Appâtée par la critique unanimement hilarante du Masque, j’ai acheté Vie de Gérard Fulmard d’Echenoz qui m’avait épatée avec 14, minus opus sur la grande guerre. Ce n’est pas mon genre de critiquer un livre que je n’ai pas aimé, mais ce n’est pas que je ne l’ai pas aimé, celui-ci, c’est que je n’y ai rien compris. A sa décharge, il grouille de personnages interlopes et bizarroïdes, dont je ne retiens rien au chapitre suivant, de vocabulaire alambiqué que j’apprécie et de tournures rigolotes.

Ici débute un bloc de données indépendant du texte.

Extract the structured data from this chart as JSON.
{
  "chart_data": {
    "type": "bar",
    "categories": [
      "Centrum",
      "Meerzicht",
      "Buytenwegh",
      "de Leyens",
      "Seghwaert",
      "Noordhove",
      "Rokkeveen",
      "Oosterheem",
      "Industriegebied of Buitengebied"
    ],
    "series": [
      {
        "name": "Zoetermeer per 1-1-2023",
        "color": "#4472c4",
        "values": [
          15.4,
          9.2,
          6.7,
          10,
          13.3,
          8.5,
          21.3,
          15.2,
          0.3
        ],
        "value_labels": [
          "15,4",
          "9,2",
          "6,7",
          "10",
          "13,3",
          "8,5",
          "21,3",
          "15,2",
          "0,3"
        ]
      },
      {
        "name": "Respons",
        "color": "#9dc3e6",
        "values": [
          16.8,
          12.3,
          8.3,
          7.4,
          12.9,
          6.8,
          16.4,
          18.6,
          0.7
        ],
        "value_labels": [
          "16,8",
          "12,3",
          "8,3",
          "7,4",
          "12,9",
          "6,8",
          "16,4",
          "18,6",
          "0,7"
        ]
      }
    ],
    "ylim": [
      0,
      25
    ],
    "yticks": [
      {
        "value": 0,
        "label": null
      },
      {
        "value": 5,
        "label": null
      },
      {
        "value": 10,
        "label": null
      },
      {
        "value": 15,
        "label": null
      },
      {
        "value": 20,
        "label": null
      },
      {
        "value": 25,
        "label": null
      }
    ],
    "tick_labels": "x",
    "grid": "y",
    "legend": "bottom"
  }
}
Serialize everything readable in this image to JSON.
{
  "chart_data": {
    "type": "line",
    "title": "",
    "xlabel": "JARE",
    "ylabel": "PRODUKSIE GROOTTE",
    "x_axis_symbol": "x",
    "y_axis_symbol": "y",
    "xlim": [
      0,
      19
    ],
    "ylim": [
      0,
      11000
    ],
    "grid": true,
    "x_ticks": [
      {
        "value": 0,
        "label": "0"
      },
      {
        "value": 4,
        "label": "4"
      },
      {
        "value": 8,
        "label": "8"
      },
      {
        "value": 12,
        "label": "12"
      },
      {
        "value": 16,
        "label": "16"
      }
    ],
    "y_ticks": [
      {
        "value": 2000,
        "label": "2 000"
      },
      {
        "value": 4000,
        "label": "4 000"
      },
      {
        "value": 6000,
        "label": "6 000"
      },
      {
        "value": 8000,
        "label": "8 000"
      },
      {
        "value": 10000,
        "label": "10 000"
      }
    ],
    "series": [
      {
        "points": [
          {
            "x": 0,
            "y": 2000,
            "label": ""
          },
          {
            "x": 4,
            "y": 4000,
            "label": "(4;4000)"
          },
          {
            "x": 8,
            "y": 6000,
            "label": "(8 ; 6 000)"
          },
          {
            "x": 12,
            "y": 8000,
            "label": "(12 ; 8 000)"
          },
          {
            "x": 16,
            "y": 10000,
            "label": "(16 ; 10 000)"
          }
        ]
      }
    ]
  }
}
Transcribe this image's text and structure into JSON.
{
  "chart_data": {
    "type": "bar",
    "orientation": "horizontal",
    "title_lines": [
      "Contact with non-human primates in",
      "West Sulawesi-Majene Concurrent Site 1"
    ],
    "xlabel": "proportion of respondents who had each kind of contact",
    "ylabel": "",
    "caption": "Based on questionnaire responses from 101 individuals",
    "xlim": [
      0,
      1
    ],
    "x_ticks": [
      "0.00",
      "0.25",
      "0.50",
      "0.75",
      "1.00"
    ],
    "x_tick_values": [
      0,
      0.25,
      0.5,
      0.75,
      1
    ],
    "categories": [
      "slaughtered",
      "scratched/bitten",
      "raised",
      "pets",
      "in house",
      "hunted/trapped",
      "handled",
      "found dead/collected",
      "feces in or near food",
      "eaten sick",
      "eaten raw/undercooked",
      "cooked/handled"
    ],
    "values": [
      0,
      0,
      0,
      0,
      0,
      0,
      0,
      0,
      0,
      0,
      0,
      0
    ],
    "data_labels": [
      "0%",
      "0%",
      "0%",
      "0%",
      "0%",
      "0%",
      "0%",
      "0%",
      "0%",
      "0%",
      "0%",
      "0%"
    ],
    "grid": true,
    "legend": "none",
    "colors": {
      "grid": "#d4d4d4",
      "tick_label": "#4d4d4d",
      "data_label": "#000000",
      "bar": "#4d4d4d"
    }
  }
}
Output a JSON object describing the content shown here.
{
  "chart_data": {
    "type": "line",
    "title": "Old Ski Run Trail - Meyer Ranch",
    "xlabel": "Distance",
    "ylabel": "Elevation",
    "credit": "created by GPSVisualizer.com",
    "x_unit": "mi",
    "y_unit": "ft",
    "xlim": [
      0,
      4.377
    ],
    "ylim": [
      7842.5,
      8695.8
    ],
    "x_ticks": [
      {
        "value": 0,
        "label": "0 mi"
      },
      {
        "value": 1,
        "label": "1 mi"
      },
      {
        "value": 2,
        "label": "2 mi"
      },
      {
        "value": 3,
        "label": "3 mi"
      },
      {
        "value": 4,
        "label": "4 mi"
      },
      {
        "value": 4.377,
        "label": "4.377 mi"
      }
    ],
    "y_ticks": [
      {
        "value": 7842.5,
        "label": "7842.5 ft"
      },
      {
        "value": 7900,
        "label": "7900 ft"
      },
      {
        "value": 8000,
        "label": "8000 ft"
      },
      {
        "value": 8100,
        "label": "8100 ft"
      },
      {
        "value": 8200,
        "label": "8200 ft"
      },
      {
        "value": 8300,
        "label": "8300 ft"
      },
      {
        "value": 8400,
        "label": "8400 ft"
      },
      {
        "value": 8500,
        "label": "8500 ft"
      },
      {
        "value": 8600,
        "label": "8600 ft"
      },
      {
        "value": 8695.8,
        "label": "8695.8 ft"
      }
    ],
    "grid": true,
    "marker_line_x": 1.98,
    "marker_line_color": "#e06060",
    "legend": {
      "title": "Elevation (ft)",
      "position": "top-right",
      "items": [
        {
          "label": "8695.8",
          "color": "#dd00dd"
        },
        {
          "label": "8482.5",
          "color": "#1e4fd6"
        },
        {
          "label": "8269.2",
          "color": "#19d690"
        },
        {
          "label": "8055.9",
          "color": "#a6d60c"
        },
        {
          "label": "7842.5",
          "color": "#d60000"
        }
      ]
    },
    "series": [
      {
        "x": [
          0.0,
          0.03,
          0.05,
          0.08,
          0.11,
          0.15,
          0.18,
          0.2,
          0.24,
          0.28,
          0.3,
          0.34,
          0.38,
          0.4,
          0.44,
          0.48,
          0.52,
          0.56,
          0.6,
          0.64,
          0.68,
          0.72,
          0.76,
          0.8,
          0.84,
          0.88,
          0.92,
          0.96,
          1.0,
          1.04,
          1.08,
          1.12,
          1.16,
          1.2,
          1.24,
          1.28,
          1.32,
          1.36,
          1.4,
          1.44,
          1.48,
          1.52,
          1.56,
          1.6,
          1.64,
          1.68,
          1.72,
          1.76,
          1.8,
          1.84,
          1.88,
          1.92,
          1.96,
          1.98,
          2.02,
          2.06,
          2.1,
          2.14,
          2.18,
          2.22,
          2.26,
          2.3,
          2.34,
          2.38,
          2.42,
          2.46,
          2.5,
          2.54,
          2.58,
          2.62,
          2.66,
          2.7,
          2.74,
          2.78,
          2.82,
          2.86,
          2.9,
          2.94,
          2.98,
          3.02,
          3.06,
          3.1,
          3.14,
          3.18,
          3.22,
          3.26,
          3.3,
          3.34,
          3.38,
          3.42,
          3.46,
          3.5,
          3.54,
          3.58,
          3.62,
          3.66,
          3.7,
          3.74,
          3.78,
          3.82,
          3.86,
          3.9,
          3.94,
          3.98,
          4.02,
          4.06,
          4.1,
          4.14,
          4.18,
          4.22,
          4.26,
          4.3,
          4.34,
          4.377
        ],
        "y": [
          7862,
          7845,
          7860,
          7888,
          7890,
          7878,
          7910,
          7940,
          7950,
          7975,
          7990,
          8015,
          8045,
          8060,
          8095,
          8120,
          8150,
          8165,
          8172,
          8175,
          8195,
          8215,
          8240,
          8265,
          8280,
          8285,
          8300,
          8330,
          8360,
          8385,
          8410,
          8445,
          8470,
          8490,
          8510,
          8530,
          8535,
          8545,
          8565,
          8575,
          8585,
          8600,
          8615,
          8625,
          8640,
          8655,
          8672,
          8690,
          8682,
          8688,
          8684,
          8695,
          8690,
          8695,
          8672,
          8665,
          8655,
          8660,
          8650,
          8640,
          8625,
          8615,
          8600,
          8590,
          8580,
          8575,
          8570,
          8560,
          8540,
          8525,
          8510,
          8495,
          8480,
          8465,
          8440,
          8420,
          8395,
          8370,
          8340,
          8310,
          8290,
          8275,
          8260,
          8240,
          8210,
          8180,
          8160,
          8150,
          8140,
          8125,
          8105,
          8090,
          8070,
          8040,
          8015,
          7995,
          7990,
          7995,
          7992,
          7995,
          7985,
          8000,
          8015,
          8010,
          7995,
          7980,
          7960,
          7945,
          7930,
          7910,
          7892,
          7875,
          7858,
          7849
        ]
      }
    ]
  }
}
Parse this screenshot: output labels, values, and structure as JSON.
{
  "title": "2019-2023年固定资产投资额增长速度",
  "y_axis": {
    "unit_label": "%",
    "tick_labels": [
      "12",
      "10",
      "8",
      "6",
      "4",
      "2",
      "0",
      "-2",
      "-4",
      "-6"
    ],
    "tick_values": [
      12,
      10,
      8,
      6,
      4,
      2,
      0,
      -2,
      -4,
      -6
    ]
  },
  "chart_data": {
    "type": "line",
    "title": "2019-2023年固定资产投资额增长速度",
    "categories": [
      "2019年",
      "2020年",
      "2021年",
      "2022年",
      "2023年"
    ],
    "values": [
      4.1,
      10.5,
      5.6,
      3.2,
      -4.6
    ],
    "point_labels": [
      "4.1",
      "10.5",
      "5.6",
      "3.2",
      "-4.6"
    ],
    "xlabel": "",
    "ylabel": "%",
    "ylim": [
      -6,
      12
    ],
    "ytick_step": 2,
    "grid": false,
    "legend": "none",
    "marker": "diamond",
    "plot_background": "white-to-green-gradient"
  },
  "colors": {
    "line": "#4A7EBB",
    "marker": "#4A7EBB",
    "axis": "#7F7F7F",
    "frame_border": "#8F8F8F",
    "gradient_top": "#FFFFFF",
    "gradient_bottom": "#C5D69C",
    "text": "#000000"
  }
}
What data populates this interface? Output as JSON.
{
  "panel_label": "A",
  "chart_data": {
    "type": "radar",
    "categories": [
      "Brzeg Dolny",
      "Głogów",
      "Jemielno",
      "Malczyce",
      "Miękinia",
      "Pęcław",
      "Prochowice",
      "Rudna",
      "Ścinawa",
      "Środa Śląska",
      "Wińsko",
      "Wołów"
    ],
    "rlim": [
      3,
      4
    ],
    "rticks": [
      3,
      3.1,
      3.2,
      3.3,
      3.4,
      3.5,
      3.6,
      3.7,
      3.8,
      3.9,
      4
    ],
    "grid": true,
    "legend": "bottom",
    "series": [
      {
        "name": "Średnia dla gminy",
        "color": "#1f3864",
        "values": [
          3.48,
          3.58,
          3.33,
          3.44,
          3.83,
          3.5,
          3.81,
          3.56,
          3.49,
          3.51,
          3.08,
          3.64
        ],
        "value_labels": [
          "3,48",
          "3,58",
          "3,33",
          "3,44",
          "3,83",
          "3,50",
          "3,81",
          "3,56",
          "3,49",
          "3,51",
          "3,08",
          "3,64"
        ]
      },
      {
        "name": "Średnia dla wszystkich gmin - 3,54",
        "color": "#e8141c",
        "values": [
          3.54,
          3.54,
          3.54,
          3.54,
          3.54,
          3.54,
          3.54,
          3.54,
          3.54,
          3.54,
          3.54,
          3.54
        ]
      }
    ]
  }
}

Rien n’est perdu, sauf peut-être mes neurones qui ont tendance à se diluer dans l’usure du temps car lorsque je lis d’autres critiques, je note que l’Obs l’encense : « Jamais là où on l’attend, l’auteur de « Je m’en vais », de « Ravel » et de « 14 » invente aujourd’hui le polar marabout (bout d’ficelle, selle de cheval….) afin d’établir, à sa manière, burlesque, que les officines politiques sont des cloaques, que les stewards se crashent, que le pire est devant nous et « le hasard, l’ignorance des causes ». Tout cela mené dans une prose de claveciniste, à un rythme de galopeur et avec une légèreté de fulmar boréal. » Que les Echos s’en réjouissent « « Vie de Gérard Fulmard », polar parodique et ludique, un pur concentré du génie échenozien qu’on quitte trop tôt, trop vite et à regret sur une ultime pirouette. Il est vrai qu’on y était entré par un tour de malice : « J’en étais là de mes réflexions quand la catastrophe s’est produite. » Là où ? Là où vous voulez. » Et quelques autres médias s’en délectent, ceux qui ne me privent pas de leur lecture vu que je n’y suis pas abonnée ou que je ne les ai pas dé-adblockés.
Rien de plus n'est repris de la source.